The authors provide binary executables (linux, 64bit) and code, as well as the data.  They show a couple example runs on a geometric structure and an anatomical structure.

The authors provide code and data to reproduce the work.

I did not extensively check that their results are as reported, but it seems so.  I performed other tests - see following.

They have used ITK as a basis for their work.

The code conforms with open source principles, it was easy to download and use.

Overall the code seems of good quality.  It was not difficult to work with it.  There are no unit tests, however.  There are a few comments criticisms, but these issues are minor.

Ideally, Insight Journal submissions can be set up to autocompile and test automatically.  This was not done in this case.

Linux 64bit binaries were included with the submission.  This is unusual, but not a problem as such.  Normally code only would be included.

Their code compiled cleanly on gcc/Linux, but did not compile under Windows/Visual Studio as written.  This was simply due to leaving typenames in their typedefs in the filters.   The filters are not templates.  Having typename outside a template is not conformant with c++03, but gcc lets it through anyway.

The authors have chosen to not template their filter over pixel type.  While it is probably true that this filter would be most useful in unsigned char form, this is a deviation from ITK style.

Header files are not listed in the CMakeLists.txt

Unfortunately, there seem to be at least three significant problems with the implementation.  I tried interpolating between a rectangle, and a version of the same rectangle shrunken by one pixel all around. I used a DelineationRatio of 5 and linear interpolation.  These data have been attached to this review, also a modification to the test program to allow changing the delineation ratio.

If there is no padding around the volume (ie, just two slices) then the result consists of one slice the size of the large rectangle, followed by 7 slices the size of the small rectangle, followed by two blank slices.  Ideally, the interpolation should yield roughly equal numbers of slices with the larger rectangle, and with the small rectangle.

When the volume is padded with a blank slice at either end, there are three blank slices, three large rectangle slices, 7 small rectangle slices, and 7 blank slices.

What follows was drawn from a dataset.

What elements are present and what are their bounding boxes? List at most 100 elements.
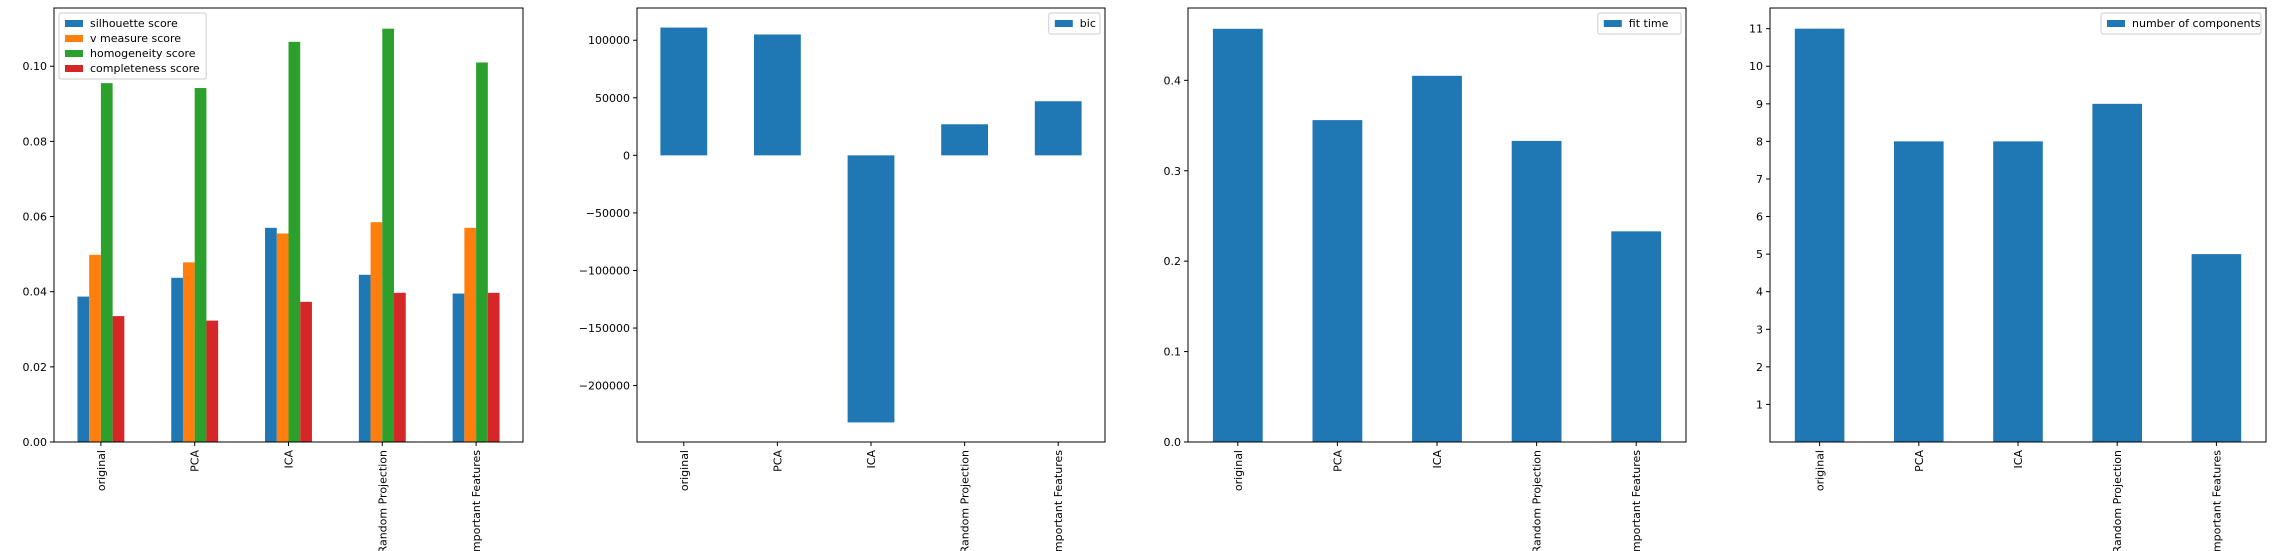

In both cases, the coordinate system of the resulting volume is the same as the input volume, other than the spacing.  This means that in the first case, the center of the first slice which contains an on voxel is at the same place as the center of the first slice which contains an on voxel in the input data, but the last slice is now shifted forward, to roughly the edge of the voxel in the original data.  In the second case, the on pixels start just inside the edge of the first voxel which contained data, ie, they are shifted back.  (Assuming coordinate-centred voxels, which are ITK and DICOM standard)

Finally, if the interpolation is changed from linear to Bspline, the results are different in the padded case, but not in the unpadded case.  In the padded case, BSpline interpolation gives one small rectangular slice in place of a large rectangular slice at the first.  This is difficult to understand.  If extrapolation is being done, both linear and bspline should give similar results in this case.  

The first issue is most likely due to the SignedDanielssonDistanceMap being biased - the first pixel inside the object has a zero distance, and the first pixel outside has a 1 distance.  The Raya and Udupa paper is rather unclear on this point, the following paper, especially the diagrams, may be helpful

   G. T. Herman, J. Zheng, and C. A. Bucholtz,  "Shape-based interpolation,” IEEE Computer Graphics and Applications, May 1992, pp. 69-79.

As for the second issue, the origin of the output image seems to be explicitly set to the origin of the input image.  Its not clear to me that thats really the right thing to do when upsampling.

I am uncertain why the third observation occurs.

Overall, I would recommend the inclusion of a formal unit test, or tests, on examples which can be worked out by hand such as this rectangle case.  The examples given in the paper are too complex, at least for me, to visually judge the correctness of the results.

It might have been interesting to have done the implementation as a filter which takes two 2D slices and an interpolation factor.  As written, the filters preclude the use of this interpolator to resample objects delineated on unevenly spaced slices.  This could possibly be an important use case.